A potential therapeutic strategy for chronic lymphocytic leukemia by combining Idelalisib and GS-9973, a novel spleen tyrosine kinase (Syk) inhibitor

Abstract

Agents that target B-cell receptor (BCR) signaling in lymphoid malignancies including idelalisib (GS-1101) and fostamatinib which inhibit the delta isoform of PI3 kinase (PI3Kd) and spleen tyrosine kinase (Syk) respectively have shown significant clinical activity. By disrupting B-cell signaling pathways, idelalisib treatment has been associated with a dramatic lymph node response, but eradication of disease and relapse in high risk disease remain challenges. Targeting the BCR signaling pathway with simultaneous inhibition of PI3Kd and Syk has not yet been reported. We evaluated the pre-clinical activity of idelalisib combined with the novel and selective Syk inhibitor GS-9973 in primary peripheral blood and bone marrow Chronic Lymphocytic Leukemia (CLL) samples. Both PI3Kd and Syk inhibition reduced CLL survival and in combination induced synergistic growth inhibition and further disrupted chemokine signaling at nanomolar concentrations including in bone marrow derived and poor risk samples. Simultaneous targeting of these kinases may significantly increase clinical activity.

Figure 1

(A) A heat map displaying interaction indices at individual concentration points for each CLL sample.
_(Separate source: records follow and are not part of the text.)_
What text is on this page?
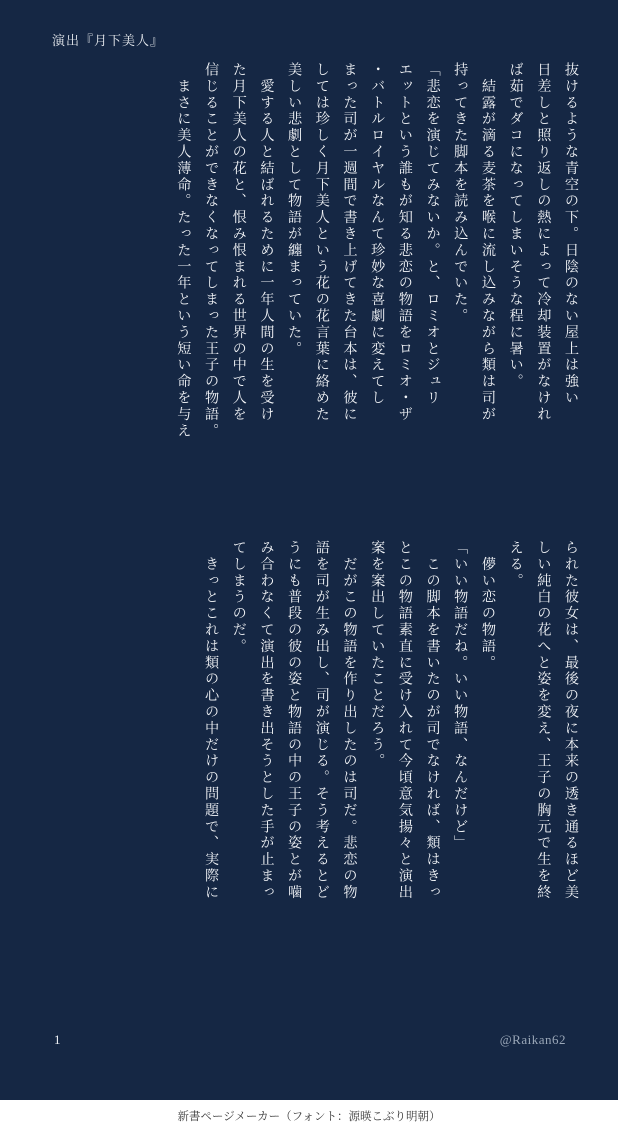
演出『月下美人』
抜けるような青空の下。日陰のない屋上は強い
日差しと照り返しの熱によって冷却装置がなけれ
ば茹でダコになってしまいそうな程に暑い。
　結露が滴る麦茶を喉に流し込みながら類は司が
持ってきた脚本を読み込んでいた。
「悲恋を演じてみないか。と、ロミオとジュリ
エットという誰もが知る悲恋の物語をロミオ・ザ
・バトルロイヤルなんて珍妙な喜劇に変えてし
まった司が一週間で書き上げてきた台本は、彼に
しては珍しく月下美人という花の花言葉に絡めた
美しい悲劇として物語が纏まっていた。
　愛する人と結ばれるために一年人間の生を受け
た月下美人の花と、恨み恨まれる世界の中で人を
信じることができなくなってしまった王子の物語。
　まさに美人薄命。たった一年という短い命を与え
1	@Raikan62
られた彼女は、最後の夜に本来の透き通るほど美
しい純白の花へと姿を変え、王子の胸元で生を終
える。
　儚い恋の物語。
「いい物語だね。いい物語、なんだけど」
　この脚本を書いたのが司でなければ、類はきっ
とこの物語素直に受け入れて今頃意気揚々と演出
案を案出していたことだろう。
　だがこの物語を作り出したのは司だ。悲恋の物
語を司が生み出し、司が演じる。そう考えるとど
うにも普段の彼の姿と物語の中の王子の姿とが噛
み合わなくて演出を書き出そうとした手が止まっ
てしまうのだ。
　きっとこれは類の心の中だけの問題で、実際に
新書ページメーカー（フォント：源暎こぶり明朝）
R values >1 (antagonistic), 1 (additive) and <1 (synergistic) are color coded as green, black and red, respectively. Specifically, the heat map was created using TreeView by transforming the interaction index for each concentration point of the primary samples by log₂. Each row represents an individual sample. Peripheral blood samples are labeled “PB” and bone marrow samples are labeled “BM.” The columns represent (from left to right) increasing equimolar concentrations of each drug drug ranging from .977 nM to 10 μM. (B) A representative viability curve for CLL BM1 is shown with viability on the y axis and increasing equimolar concentrations of drug (μM) on the x axis. Resistance to each agent as monotherapy is seen (top 2 curves), an effect that is overcome by the drug combination (bottom curve)when the combination is used. (C)) Viability curve for a sample representative of having synergy. Although all concentrations of the drug combination were synergistic, (CI < 1), some concentrations had values that lost significance when accounting for the 95% confidence interval. Therefore, asterisks are provided which denote points that are significantly synergistic within the 95% confidence interval as defined by R. Idelalisib (GS-1101) treated cells are shown in red, GS-9973 in blue, and the combination in green.
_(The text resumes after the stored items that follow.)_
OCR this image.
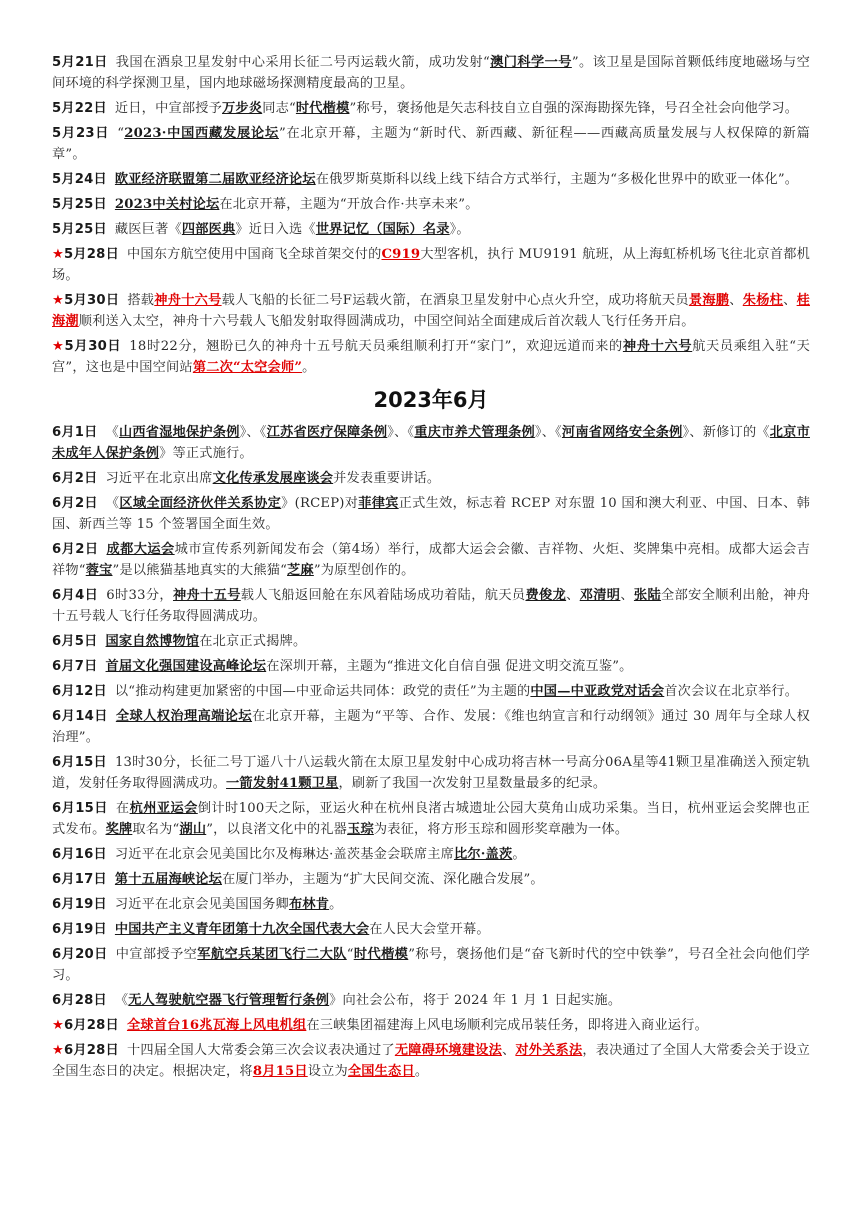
5月21日 我国在酒泉卫星发射中心采用长征二号丙运载火箭，成功发射“澳门科学一号”。该卫星是国际首颗低纬度地磁场与空间环境的科学探测卫星，国内地球磁场探测精度最高的卫星。

5月22日 近日，中宣部授予万步炎同志“时代楷模”称号，褒扬他是矢志科技自立自强的深海勘探先锋，号召全社会向他学习。

5月23日 “2023·中国西藏发展论坛”在北京开幕，主题为“新时代、新西藏、新征程——西藏高质量发展与人权保障的新篇章”。

5月24日 欧亚经济联盟第二届欧亚经济论坛在俄罗斯莫斯科以线上线下结合方式举行，主题为“多极化世界中的欧亚一体化”。

5月25日 2023中关村论坛在北京开幕，主题为“开放合作·共享未来”。

5月25日 藏医巨著《四部医典》近日入选《世界记忆（国际）名录》。

★5月28日 中国东方航空使用中国商飞全球首架交付的C919大型客机，执行 MU9191 航班，从上海虹桥机场飞往北京首都机场。

★5月30日 搭载神舟十六号载人飞船的长征二号F运载火箭，在酒泉卫星发射中心点火升空，成功将航天员景海鹏、朱杨柱、桂海潮顺利送入太空，神舟十六号载人飞船发射取得圆满成功，中国空间站全面建成后首次载人飞行任务开启。

★5月30日 18时22分，翘盼已久的神舟十五号航天员乘组顺利打开“家门”，欢迎远道而来的神舟十六号航天员乘组入驻“天宫”，这也是中国空间站第二次“太空会师”。

2023年6月

6月1日 《山西省湿地保护条例》、《江苏省医疗保障条例》、《重庆市养犬管理条例》、《河南省网络安全条例》、新修订的《北京市未成年人保护条例》等正式施行。

6月2日 习近平在北京出席文化传承发展座谈会并发表重要讲话。

6月2日 《区域全面经济伙伴关系协定》(RCEP)对菲律宾正式生效，标志着 RCEP 对东盟 10 国和澳大利亚、中国、日本、韩国、新西兰等 15 个签署国全面生效。

6月2日 成都大运会城市宣传系列新闻发布会（第4场）举行，成都大运会会徽、吉祥物、火炬、奖牌集中亮相。成都大运会吉祥物“蓉宝”是以熊猫基地真实的大熊猫“芝麻”为原型创作的。

6月4日 6时33分，神舟十五号载人飞船返回舱在东风着陆场成功着陆，航天员费俊龙、邓清明、张陆全部安全顺利出舱，神舟十五号载人飞行任务取得圆满成功。

6月5日 国家自然博物馆在北京正式揭牌。

6月7日 首届文化强国建设高峰论坛在深圳开幕，主题为“推进文化自信自强 促进文明交流互鉴”。

6月12日 以“推动构建更加紧密的中国—中亚命运共同体：政党的责任”为主题的中国—中亚政党对话会首次会议在北京举行。

6月14日 全球人权治理高端论坛在北京开幕，主题为“平等、合作、发展：《维也纳宣言和行动纲领》通过 30 周年与全球人权治理”。

6月15日 13时30分，长征二号丁遥八十八运载火箭在太原卫星发射中心成功将吉林一号高分06A星等41颗卫星准确送入预定轨道，发射任务取得圆满成功。一箭发射41颗卫星，刷新了我国一次发射卫星数量最多的纪录。

6月15日 在杭州亚运会倒计时100天之际，亚运火种在杭州良渚古城遗址公园大莫角山成功采集。当日，杭州亚运会奖牌也正式发布。奖牌取名为“湖山”，以良渚文化中的礼器玉琮为表征，将方形玉琮和圆形奖章融为一体。

6月16日 习近平在北京会见美国比尔及梅琳达·盖茨基金会联席主席比尔·盖茨。

6月17日 第十五届海峡论坛在厦门举办，主题为“扩大民间交流、深化融合发展”。

6月19日 习近平在北京会见美国国务卿布林肯。

6月19日 中国共产主义青年团第十九次全国代表大会在人民大会堂开幕。

6月20日 中宣部授予空军航空兵某团飞行二大队“时代楷模”称号，褒扬他们是“奋飞新时代的空中铁拳”，号召全社会向他们学习。

6月28日 《无人驾驶航空器飞行管理暂行条例》向社会公布，将于 2024 年 1 月 1 日起实施。

★6月28日 全球首台16兆瓦海上风电机组在三峡集团福建海上风电场顺利完成吊装任务，即将进入商业运行。

★6月28日 十四届全国人大常委会第三次会议表决通过了无障碍环境建设法、对外关系法，表决通过了全国人大常委会关于设立全国生态日的决定。根据决定，将8月15日设立为全国生态日。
Figure 2. Treatment of primary CLL cells (n =14) co-cultured with HS5 stromal cells with idelalisib (100 nM) or GS-9973 (100 nM), alone or in combination (100 nM each), results in decreased AKT phosphorylation

(A) while treatment with the combination significantly decreases S6 phosphorylation as compared to treatment with each drug alone (p = 0.011 for the combination compared to GS-1101 treatment alone and p= 0.019 compared to GS-9973 alone). Each condition was compared using a two tailed t-test. (B)The effect of idelalisib (GS-1101) and/or GS-9973 on CCL2, CCL3, CCL4, and CCL22 expression after CLL-HS-5 co-culture. The bar diagrams represent the mean supernatant concentrations (+/− SEM) of CCL2 (C), CCL3 (D), CCL4 (E), CCL22 (F) from CLL cells co-cultured with or without (controls) HS-5 cells and various concentrations of idelalisib, GS-9973, or a combination of idelalisib and/GS-9973 (50 nM plus 50 nM, 50 nM plus 500 nM for each drug, and 500 nM plus 500 nM for each drug) in 6 different patient samples assessed after 24 hours. Chemokine expression after treatment with individual drug or the combination was compared using a two tailed t-test. The combination of idelalisib and GS-9973 showed significant effect on decreasing CCL2, CCL3, CCL4, CCL22. A single asterisk denotes significant (p < .05) and a double asterisk (**) represents a significance of p < .01. Differences between single agent treatment and the combinations are shown. Panels G-J show increased chemokine expression when CLL cells are cultured in the presence of primary bone marrow derived stromal cells (n=3). Similar to the HS5 co-culture system, co-culture with primary bone marrow leads to increased chemokine expression (mean +/− SEM supernatant concentrations) which is abrogated by treatment with idelalisib (100 nM) and GS-9973( 100 nM) for 24 hours. As shown in the last column in each figure, this effect that is significantly enhanced by combining these two agents (p < .05, two tailed t-test).